Interesting Information On Background Of Wedding Dress
Ancient brides used to dress up in brightly colored wedding garments. Effervescent colors symbolized the happiness of the bride. Things changed in the medieval times, when marriages started to mean the bondage between not only two individuals, but also between two families, two businesses and even two countries. Brides of this era cautiously dressed as they singularly represented the whole community.
Medieval brides from well-to-do families wore rich colors and luxurious fabrics, like furs, velvet and silk. Those from middle class families wore stuff that was a copy of the elegant styles of the richer class. The trend continued for a few years and the wedding dress became a symbol of the social status of the family. The more material used, the more sleeves, the longer the train, the richer the bride’s family was assumed to be.
While the rich used the power of money to get the best possible dress from the market, brides from the poor family wore their church dress for their wedding. The trend of white wedding attire was started by Queen Victoria. It was in 1840 and Queen Victoria married Prince Albert of Saxe, wearing a white wedding gown. White came as a big, but pleasant surprise to everyone. Soon, brides from all over Europe and America began wearing white wedding dresses as well.
While there were some who preferred vibrant colors, white definitely had seeped into the minds of people. By the end of the century, white had become the color of the wedding dress. Various trends and styles were adopted to make the dress a perfect bliss on the D-Day. However, more changes were in store. During the Great Depression and World War II, the eternal white dress was replaced by the church dress.

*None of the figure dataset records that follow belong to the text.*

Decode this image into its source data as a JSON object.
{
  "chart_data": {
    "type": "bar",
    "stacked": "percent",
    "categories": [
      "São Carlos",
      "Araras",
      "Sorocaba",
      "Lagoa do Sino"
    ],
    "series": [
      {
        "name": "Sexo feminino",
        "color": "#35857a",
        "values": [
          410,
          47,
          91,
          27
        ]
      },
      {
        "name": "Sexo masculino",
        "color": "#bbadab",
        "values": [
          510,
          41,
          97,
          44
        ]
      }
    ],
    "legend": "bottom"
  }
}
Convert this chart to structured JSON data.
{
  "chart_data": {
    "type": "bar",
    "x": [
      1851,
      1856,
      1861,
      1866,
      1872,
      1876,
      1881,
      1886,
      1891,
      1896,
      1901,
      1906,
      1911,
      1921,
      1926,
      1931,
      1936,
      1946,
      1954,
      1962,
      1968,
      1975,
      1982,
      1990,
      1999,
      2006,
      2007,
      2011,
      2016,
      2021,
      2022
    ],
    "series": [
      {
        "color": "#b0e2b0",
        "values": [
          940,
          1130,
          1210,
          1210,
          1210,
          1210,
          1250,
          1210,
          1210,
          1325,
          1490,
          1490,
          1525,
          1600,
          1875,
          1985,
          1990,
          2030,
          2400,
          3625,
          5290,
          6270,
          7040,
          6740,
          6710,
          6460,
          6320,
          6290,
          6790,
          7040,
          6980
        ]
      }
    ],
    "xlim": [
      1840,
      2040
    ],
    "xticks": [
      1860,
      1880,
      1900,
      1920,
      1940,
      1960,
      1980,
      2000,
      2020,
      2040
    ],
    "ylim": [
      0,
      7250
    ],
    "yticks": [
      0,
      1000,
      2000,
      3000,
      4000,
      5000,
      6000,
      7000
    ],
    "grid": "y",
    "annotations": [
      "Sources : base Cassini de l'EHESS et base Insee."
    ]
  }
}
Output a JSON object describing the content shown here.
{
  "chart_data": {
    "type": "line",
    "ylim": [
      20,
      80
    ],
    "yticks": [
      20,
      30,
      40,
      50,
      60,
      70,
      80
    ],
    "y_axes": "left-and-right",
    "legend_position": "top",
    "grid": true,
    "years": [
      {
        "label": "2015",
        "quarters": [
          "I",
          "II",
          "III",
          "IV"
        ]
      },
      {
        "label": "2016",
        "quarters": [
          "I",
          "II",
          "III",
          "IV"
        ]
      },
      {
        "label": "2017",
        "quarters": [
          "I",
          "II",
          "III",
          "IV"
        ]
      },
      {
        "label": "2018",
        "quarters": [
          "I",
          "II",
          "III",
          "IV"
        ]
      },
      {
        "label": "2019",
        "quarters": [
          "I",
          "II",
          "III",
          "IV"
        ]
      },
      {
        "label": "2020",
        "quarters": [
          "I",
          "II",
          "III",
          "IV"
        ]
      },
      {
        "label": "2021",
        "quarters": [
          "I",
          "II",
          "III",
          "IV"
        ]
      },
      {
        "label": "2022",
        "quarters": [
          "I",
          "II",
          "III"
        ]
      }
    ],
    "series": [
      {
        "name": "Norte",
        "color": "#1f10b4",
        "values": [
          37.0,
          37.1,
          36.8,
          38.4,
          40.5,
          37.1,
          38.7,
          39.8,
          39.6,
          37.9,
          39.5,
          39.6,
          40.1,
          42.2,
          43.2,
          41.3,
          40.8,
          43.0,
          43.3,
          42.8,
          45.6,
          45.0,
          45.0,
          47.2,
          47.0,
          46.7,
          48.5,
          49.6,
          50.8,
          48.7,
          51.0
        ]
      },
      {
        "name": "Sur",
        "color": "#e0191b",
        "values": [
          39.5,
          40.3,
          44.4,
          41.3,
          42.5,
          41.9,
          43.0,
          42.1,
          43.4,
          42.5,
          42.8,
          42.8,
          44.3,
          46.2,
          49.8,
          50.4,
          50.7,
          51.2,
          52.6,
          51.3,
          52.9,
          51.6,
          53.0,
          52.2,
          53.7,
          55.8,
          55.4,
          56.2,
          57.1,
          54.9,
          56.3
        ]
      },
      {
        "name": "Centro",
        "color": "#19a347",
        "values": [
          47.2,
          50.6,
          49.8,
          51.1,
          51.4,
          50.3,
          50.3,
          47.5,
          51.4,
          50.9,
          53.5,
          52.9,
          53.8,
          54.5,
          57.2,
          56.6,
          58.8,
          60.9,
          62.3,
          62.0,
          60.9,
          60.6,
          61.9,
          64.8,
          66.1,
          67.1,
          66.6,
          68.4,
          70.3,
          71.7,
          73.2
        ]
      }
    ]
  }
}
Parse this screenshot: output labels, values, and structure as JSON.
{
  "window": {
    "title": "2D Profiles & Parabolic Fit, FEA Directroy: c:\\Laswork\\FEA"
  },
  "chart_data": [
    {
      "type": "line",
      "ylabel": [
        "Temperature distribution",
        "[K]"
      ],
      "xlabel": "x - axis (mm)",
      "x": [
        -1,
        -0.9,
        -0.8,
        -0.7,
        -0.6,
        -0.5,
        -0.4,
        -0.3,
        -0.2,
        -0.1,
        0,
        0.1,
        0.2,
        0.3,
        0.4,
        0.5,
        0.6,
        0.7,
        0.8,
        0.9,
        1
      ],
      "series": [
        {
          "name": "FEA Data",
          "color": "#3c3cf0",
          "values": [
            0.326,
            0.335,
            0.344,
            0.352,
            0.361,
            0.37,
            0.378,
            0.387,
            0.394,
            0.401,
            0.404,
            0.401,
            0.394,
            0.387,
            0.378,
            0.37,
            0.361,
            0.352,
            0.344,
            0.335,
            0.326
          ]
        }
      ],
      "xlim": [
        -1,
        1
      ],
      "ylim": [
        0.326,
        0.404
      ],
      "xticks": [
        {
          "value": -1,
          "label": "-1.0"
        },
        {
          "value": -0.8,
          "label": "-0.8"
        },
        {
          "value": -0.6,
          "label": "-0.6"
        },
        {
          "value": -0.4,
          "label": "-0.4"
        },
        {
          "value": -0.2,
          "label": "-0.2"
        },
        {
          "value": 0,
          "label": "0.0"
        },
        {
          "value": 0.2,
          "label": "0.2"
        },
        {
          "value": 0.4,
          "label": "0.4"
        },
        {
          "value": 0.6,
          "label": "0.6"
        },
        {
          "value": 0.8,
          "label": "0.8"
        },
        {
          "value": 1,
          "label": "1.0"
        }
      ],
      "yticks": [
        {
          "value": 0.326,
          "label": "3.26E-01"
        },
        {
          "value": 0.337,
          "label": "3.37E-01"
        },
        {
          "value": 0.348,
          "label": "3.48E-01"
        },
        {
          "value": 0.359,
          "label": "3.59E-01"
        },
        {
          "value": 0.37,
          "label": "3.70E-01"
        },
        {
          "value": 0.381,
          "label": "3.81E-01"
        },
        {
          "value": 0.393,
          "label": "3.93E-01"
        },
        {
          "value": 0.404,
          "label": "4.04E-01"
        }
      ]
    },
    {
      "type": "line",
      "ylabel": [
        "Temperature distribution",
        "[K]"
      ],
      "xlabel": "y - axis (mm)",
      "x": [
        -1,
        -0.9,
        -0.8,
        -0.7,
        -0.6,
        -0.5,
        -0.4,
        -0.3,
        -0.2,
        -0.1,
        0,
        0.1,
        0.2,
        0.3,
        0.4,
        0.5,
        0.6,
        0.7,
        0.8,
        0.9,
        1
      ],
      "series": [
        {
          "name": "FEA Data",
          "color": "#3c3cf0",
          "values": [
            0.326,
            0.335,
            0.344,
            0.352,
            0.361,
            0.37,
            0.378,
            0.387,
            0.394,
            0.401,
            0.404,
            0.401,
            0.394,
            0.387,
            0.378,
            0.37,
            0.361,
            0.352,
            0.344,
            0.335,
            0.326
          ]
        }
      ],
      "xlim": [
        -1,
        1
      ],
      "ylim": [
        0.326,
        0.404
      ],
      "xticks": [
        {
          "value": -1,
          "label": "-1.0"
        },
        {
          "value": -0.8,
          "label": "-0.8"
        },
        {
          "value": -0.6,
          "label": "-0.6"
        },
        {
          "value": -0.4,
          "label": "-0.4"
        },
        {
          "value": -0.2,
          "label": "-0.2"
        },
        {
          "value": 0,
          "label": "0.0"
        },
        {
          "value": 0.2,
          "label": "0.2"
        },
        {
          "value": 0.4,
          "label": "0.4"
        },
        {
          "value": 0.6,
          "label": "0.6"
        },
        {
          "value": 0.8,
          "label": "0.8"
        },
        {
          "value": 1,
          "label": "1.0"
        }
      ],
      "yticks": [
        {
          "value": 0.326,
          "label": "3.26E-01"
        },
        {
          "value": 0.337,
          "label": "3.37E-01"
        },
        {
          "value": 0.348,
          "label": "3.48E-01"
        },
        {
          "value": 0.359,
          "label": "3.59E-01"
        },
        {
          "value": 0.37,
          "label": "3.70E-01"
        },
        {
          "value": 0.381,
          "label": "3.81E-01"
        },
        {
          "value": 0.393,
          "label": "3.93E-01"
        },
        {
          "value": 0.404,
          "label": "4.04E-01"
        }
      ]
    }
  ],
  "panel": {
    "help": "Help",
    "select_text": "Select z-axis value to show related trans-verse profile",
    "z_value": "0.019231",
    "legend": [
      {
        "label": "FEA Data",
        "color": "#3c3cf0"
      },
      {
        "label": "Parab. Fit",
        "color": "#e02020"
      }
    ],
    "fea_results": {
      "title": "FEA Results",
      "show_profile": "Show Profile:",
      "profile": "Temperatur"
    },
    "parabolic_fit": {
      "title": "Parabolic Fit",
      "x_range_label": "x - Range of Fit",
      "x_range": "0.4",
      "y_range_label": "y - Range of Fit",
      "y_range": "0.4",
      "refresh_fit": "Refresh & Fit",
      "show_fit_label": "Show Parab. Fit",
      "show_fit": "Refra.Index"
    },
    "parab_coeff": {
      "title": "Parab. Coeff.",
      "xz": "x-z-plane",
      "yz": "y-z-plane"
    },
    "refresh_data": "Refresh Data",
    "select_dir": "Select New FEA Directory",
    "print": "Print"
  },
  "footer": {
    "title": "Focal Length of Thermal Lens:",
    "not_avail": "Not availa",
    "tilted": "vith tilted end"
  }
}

People thought that it was not the appropriate to wear lavish dresses, when there was grief all around. After the war ended, luxurious wedding dresses in white jumped back into the center stage. With time, shades of white, cream, off white or ivory became acceptable as wedding dress colors. Today brides’ dresses have adopted varied dressing styles. From the timeless white to the Hawaiian beach dress, the options are endless.